La Fondation Ali Zaoua a célébré le 16 mai son douzième anniversaire. Créé en 2009 par le réalisateur Nabil Ayouch qui a été rejoint ensuite par l’artiste-peintre Mahi Binebine, ce projet utilise l’art et la culture comme outil de réintégration sociale. La Fondation a pu développer un réseau de 5 centres culturels dans le Maroc. Ces infrastructures offrent à la jeunesse marocaine des espaces d’expression, de dialogue et de découverte, afin de leur permettre de se réconcilier avec leur environnement. Les Centres Les Étoiles proposent pas moins de 200 spectacles et événements par an au profit de plus de 40.000 visiteurs.

La Fondation Ali Zaoua a lancé des projets pérennes et ambitieux tels que la Positive School of hip-hop, la Ligue nationale de l’improvisation théâtrale Noujoum, la production originale en musique, en chant et dans les arts plastiques. Actuellement, elle développe un centre de langues, une académie de formation aux métiers de la culture et une plateforme culturelle digitale.

La Fondation Ali Zaoua réussit, aujourd’hui, à réaliser ses objectifs et en tracer de nouveaux grâce à l’engagement des mécènes et des partenaires, mais aussi grâce à un partenariat public-privé solide et fructueux traduit récemment par la signature de nouvelles conventions avec l’INDH (Initiative nationale pour le développement humain).


Entretien avec Nabil Ayouch, fondateur de la Fondation Ali Zaoua

«La Fondation va vers des activités structurantes comme  la création d’une plateforme culturelle digitale et l’Académie de formation des formateurs Ali Zaoua aux métiers de la culture»

Le Matin : Quel bilan faites-vous du travail de la Fondation Ali Zaoua ?

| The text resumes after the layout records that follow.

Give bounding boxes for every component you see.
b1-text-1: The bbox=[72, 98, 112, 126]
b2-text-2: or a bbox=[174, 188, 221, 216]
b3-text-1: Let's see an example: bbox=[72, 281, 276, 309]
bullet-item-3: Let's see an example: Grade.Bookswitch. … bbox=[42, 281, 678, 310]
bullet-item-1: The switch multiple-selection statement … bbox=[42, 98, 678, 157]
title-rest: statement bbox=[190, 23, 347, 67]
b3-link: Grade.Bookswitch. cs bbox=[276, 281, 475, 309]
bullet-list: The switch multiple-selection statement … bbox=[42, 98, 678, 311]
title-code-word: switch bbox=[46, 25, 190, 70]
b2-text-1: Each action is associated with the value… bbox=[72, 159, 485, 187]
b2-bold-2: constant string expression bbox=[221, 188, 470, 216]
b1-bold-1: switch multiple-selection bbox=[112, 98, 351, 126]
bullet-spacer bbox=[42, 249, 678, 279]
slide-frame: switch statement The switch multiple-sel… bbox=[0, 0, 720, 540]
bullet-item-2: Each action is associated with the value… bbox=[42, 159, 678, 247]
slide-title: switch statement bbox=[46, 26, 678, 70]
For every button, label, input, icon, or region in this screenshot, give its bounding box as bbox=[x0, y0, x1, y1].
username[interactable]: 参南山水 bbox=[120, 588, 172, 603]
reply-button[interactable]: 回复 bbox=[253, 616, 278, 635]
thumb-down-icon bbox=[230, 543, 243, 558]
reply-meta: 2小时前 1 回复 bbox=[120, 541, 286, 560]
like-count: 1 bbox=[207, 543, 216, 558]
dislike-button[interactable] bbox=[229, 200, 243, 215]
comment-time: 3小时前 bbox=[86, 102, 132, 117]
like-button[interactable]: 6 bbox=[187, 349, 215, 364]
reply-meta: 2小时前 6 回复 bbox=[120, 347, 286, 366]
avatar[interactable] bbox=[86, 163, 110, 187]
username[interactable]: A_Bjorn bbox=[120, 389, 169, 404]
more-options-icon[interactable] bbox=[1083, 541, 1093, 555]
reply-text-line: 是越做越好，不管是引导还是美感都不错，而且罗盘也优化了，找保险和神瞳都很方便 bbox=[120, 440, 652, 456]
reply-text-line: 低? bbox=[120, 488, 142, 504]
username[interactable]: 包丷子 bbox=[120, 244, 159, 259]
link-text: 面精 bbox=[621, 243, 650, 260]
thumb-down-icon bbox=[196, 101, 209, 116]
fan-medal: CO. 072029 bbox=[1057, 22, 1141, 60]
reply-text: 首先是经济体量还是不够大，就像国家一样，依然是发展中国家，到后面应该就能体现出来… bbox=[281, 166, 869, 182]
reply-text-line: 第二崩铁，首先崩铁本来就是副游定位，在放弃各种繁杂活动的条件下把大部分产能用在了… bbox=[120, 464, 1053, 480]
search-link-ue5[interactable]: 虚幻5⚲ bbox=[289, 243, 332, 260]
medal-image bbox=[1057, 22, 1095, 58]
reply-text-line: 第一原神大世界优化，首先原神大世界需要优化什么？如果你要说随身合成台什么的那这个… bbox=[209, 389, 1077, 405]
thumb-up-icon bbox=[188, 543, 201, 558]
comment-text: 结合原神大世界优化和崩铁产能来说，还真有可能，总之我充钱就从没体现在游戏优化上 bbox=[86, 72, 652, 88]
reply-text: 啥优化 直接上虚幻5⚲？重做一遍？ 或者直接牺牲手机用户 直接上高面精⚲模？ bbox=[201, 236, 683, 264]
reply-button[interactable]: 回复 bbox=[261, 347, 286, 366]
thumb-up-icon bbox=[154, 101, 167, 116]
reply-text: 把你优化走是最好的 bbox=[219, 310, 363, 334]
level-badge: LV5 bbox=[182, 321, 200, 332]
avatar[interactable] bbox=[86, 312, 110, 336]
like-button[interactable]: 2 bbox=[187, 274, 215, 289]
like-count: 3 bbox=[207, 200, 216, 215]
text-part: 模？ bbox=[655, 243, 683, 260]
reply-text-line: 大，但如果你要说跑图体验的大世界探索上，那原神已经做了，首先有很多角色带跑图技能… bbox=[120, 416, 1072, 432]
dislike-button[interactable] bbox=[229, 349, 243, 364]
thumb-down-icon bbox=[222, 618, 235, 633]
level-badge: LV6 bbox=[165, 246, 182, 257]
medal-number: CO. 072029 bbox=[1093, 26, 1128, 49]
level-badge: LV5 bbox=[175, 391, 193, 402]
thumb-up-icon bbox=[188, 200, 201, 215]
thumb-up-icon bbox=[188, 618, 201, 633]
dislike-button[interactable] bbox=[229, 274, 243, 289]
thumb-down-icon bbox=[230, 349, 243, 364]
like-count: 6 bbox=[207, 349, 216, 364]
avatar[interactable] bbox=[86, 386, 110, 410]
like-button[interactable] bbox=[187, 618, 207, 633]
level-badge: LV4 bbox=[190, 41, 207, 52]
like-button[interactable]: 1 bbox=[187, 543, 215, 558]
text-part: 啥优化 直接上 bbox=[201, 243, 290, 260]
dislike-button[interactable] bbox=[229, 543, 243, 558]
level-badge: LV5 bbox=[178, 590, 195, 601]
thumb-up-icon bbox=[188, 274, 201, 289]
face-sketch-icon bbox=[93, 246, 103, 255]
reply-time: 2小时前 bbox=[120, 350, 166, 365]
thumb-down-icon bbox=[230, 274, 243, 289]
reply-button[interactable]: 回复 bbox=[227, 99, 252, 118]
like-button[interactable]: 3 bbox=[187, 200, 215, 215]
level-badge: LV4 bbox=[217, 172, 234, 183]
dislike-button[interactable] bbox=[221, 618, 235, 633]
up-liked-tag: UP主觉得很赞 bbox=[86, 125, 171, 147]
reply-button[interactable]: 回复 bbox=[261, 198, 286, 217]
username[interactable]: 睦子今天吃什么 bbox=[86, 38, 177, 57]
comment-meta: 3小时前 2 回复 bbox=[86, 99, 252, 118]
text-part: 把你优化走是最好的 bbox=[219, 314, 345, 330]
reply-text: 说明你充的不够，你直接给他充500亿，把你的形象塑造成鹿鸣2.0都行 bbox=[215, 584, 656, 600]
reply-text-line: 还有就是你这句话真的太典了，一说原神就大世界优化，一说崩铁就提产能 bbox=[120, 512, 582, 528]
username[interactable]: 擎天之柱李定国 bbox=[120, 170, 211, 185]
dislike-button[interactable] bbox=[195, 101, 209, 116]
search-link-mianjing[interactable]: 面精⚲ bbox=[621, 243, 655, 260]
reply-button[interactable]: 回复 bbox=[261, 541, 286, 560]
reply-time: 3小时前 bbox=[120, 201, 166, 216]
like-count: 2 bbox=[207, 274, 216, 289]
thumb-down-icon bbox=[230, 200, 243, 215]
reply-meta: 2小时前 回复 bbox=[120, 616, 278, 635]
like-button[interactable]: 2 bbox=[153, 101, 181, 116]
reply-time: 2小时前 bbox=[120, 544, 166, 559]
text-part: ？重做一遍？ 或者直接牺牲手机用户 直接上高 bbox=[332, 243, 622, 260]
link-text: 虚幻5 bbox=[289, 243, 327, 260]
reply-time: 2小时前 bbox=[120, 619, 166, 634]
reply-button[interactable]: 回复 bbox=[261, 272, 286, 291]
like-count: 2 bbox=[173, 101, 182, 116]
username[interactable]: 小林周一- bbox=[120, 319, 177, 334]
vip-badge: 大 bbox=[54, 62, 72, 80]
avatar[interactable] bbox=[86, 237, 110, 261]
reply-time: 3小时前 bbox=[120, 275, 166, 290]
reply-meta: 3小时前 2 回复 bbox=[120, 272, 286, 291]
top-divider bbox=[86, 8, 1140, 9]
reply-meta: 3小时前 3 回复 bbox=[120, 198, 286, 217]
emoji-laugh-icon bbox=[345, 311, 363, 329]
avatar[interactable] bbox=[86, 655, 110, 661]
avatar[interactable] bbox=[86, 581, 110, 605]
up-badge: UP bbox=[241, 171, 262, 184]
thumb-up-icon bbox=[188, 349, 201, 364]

Nabil Ayouch  : Je suis très fier de cette Fondation et du travail effectué par toutes les équipes depuis une dizaine d’années. Les objectifs fixés au départ ont été globalement atteints. Ce sont des objectifs d’épanouissement pour la jeunesse marocaine. Ce sont des objectifs qui n’étaient pas évidents pour tout le monde parce que la notion d’espace culturel à créer dans des quartiers difficiles est un vrai challenge. Sur les quatre, et bientôt 5, centres que nous avons réussi à ouvrir, les fruits de ce travail sont extrêmement visibles.

Peut-on dire que vous avez atteint les objectifs escomptés par la création de la Fondation ?

Oui tout à fait.

Quand on évoque la Fondation Ali Zaoua, on parle toujours de quartiers difficiles, de populations défavorisées... Ne pensez-vous pas que ces termes soient discriminatoires et qu’ils mettent mal à l’aise une classe sociale moyenne souhaitant bénéficier des activités des centres de la Fondation ?

Pas du tout. Quand je parle de ces quartiers, je ne parle pas des personnes qui y vivent. Il faut faire la différence entre les deux. Vous avez tout à fait raison, il y a des classes moyennes qui vivent dans ces quartiers et qui fréquentent nos centres. Il n’y a pas de débat à ce sujet. Après il y a aussi dans ces quartiers des personnes qui sont dans une situation beaucoup plus défavorisée économiquement et qui n’ont aucune offre culturelle à leur disposition parce que la majorité des espaces culturels sont concentrés aux centres-ville.

Est-ce qu’on peut dire que les centres de la Fondation ont réconcilié les citoyens avec les quartiers de la périphérie ?

Complètement ! La plupart du temps, c’est une question de dignité. Nous avons envie d’être fiers de notre pays, de notre ville, de notre quartier, mais pour être fier et pour retrouver cette dimension de dignité, il faut avoir des choses à valoriser. On a constaté que les gens se sont approprié les centres. C’est la plus belle réussite parce que les centres ne sont pas les lieux de la Fondation. Ils appartiennent aux jeunes des quartiers. Ce sont leurs projets et leurs énergies qui feront bouger les choses dans ces espaces. Nous sommes une structure d’accompagnement pour être à leur service et permettre à leur rêve de devenir réalité. Je suis fier parce que les jeunes se sont réconciliés avec leurs quartiers parce que les centres Les Étoiles sont devenus comme leur deuxième maison.

Ces centres sont-ils devenus une pépinière pour les jeunes talents ?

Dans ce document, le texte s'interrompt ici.